I've argued before that if we are going to have a notwithstanding clause with continued popular legitimacy, it needs to import a super-majority requirement, so that overriding a Charter decision isn't just routine.
Commenter BKN asks whether there is not a "constitutional convention" against the use of the notwithstanding clause. He also suggests that the Court is too smart politically to ever strike down legislation so popular that a super-majority could be summoned against it.
One response on the political savviness of the courts is that the Court has struck down a number of laws which Parliament simply reenacted, sometimes without much of an attempt to address the court decision, and the court has usually just accepted this. One example that comes to mind is the "drunkenness" defence, struck down in Daviault: see Kent Roach's article on this phenomenon here. As long as courts react this way, then the override becomes unnecessary.
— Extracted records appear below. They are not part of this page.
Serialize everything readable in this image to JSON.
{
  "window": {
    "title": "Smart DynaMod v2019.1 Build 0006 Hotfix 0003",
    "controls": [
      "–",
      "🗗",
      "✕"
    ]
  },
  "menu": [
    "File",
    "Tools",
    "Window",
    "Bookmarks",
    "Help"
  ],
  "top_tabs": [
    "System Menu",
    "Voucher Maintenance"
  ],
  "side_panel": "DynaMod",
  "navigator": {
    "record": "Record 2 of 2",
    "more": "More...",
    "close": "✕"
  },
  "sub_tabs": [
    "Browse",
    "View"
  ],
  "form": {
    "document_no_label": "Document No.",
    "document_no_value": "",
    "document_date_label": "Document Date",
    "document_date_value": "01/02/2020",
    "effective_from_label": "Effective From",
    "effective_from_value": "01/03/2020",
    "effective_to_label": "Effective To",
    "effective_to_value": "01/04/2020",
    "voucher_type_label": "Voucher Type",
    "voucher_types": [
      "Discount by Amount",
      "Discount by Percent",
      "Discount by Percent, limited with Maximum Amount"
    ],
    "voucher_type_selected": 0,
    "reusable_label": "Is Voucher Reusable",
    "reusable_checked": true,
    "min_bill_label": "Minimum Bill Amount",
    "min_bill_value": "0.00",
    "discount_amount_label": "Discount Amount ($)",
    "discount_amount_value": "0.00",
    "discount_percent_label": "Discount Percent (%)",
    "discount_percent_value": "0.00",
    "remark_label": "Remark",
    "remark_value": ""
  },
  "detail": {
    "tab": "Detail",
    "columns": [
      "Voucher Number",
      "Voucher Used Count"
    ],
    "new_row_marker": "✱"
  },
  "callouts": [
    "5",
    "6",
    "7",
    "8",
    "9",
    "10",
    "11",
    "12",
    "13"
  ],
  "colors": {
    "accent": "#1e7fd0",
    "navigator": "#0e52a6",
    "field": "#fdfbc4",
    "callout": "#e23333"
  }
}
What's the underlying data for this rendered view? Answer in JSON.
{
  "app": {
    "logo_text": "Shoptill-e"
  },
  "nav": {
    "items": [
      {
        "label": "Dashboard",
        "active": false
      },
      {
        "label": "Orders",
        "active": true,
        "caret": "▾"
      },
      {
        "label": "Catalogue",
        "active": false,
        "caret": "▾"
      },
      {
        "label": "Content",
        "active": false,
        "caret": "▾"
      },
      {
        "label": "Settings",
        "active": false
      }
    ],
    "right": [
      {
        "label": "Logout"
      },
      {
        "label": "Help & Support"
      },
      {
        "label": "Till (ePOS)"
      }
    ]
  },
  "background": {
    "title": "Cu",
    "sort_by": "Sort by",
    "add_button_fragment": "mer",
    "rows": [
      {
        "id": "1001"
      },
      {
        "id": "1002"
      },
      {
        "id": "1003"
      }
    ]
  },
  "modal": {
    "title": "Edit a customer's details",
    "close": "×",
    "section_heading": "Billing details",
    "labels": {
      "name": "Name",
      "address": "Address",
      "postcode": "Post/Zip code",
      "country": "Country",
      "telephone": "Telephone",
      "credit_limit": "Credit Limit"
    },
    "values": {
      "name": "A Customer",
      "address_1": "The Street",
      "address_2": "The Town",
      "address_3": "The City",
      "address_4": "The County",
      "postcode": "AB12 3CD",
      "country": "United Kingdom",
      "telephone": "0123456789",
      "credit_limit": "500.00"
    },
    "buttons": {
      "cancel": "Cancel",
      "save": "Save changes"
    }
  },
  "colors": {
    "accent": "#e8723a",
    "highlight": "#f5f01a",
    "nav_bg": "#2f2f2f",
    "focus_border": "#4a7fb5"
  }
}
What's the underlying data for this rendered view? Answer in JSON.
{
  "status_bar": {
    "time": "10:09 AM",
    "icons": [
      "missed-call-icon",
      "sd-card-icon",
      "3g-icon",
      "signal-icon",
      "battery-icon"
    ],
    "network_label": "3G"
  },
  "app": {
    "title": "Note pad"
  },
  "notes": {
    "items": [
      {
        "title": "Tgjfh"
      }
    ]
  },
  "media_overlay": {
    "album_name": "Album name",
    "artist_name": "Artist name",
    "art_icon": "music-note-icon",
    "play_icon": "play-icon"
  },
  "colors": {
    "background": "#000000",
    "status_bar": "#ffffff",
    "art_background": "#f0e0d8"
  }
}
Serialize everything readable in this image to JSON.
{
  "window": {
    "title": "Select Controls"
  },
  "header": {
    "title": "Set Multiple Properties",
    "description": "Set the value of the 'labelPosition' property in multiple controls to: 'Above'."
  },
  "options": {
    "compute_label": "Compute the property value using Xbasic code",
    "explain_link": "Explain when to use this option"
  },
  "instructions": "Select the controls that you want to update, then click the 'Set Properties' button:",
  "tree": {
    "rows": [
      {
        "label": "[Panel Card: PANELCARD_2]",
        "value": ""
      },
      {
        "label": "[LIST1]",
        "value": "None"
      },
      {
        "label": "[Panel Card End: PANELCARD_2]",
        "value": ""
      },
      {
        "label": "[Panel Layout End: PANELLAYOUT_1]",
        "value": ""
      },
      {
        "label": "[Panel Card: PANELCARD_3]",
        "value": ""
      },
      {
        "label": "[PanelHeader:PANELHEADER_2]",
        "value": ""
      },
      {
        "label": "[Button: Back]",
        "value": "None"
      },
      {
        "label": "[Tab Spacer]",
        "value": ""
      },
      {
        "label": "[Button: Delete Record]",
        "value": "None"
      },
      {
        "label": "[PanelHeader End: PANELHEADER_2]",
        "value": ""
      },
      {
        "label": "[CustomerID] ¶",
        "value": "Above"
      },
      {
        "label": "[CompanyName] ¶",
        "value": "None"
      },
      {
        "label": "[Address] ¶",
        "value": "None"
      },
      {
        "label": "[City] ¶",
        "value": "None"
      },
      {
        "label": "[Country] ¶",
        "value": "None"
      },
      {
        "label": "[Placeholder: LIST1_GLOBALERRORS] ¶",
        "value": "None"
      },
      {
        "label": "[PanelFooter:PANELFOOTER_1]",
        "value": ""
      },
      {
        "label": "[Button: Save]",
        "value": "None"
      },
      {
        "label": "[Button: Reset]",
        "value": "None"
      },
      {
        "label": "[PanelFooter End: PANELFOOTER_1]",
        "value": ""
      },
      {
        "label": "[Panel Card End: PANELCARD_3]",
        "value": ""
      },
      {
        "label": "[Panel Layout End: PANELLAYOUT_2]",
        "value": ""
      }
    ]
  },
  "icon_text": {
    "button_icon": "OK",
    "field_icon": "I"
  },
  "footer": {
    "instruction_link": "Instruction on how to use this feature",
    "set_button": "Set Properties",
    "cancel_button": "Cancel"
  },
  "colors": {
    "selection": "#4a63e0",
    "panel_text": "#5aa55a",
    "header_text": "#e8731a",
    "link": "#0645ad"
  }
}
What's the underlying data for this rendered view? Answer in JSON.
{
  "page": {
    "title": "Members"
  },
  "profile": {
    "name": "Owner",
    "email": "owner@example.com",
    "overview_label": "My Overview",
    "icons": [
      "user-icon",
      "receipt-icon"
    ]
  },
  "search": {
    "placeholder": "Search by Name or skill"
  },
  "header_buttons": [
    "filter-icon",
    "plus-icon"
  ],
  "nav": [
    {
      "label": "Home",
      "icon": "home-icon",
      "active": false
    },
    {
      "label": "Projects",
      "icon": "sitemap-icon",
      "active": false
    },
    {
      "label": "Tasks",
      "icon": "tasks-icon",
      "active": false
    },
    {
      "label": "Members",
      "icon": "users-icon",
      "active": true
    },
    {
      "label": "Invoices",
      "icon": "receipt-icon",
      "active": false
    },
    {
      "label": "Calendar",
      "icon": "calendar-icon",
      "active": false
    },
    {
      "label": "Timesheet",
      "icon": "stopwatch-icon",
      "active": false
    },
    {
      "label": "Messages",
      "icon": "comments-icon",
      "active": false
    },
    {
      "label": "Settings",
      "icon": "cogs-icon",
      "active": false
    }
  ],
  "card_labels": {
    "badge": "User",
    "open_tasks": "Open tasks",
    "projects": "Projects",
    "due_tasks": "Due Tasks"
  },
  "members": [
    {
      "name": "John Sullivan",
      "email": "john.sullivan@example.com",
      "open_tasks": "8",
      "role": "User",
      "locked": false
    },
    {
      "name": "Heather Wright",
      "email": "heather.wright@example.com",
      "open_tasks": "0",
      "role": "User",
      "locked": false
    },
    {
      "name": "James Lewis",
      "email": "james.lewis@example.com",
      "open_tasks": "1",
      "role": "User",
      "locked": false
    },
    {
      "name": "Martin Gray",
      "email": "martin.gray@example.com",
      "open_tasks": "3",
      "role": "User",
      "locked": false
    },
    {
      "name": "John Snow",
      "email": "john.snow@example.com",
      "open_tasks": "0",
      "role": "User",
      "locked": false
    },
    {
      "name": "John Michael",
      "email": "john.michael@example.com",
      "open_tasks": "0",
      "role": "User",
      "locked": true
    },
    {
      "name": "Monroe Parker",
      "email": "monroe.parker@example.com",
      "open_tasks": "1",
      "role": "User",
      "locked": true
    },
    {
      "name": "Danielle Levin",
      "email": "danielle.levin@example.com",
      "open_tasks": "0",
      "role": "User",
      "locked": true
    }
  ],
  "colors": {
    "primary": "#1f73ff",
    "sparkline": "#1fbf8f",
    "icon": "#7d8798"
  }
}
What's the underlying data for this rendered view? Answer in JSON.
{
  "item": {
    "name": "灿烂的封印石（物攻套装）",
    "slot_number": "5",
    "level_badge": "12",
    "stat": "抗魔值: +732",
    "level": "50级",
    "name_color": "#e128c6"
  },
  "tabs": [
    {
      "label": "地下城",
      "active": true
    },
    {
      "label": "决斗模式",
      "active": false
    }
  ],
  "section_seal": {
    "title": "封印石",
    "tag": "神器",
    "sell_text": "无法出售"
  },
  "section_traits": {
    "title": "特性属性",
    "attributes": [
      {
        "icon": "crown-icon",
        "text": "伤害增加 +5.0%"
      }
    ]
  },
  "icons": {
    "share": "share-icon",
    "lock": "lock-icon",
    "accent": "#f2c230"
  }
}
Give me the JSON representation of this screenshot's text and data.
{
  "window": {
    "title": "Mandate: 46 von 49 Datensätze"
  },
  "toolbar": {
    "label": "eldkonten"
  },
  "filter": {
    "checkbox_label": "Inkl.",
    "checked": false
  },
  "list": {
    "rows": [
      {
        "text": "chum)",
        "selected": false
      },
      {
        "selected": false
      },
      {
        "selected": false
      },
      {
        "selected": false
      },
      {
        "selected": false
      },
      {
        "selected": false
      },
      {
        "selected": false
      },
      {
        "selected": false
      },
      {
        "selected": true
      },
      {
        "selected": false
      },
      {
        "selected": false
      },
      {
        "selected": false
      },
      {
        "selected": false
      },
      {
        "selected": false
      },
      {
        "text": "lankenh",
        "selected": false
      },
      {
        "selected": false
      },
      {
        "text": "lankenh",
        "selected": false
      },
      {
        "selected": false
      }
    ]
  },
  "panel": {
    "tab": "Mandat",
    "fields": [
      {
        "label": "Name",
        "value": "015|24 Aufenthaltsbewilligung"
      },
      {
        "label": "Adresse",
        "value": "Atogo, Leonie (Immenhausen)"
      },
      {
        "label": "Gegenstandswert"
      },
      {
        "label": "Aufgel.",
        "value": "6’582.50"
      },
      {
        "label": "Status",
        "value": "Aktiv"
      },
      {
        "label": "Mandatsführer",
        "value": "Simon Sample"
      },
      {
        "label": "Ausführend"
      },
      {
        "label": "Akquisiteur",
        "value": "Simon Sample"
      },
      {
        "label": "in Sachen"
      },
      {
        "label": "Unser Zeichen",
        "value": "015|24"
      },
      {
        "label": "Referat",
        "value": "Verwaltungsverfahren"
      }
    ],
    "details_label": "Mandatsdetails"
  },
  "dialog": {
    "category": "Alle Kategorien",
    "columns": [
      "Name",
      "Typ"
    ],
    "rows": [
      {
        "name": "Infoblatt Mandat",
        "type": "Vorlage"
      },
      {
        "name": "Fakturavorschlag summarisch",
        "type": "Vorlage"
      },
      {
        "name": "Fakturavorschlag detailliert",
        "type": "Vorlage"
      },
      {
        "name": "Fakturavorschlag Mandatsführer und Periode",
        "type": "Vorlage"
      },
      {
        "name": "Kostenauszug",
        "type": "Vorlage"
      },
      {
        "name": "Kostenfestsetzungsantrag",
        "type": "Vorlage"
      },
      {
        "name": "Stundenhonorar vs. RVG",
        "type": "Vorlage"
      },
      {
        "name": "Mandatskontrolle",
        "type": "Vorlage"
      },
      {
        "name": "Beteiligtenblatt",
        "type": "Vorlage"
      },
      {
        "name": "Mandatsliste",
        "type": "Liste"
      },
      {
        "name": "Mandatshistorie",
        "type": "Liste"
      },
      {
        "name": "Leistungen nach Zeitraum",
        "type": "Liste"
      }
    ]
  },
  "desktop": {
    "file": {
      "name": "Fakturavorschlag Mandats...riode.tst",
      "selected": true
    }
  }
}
Has a political convention emerged against the use of the notwithstanding clause, no matter the circumstances? I tend to think the last federal election disposes of that idea. Martin got no real bump from proposing to do away with the notwithstanding clause for the federal government. Harper defended it effectively.
The genuine difficulty is that the notwithstanding clause can only coexist with judicial review if its use is at least somewhat exceptional. I think the best way to underline that it is exceptional, while legitimizing its more frequent use, is to add a super-majority requirement.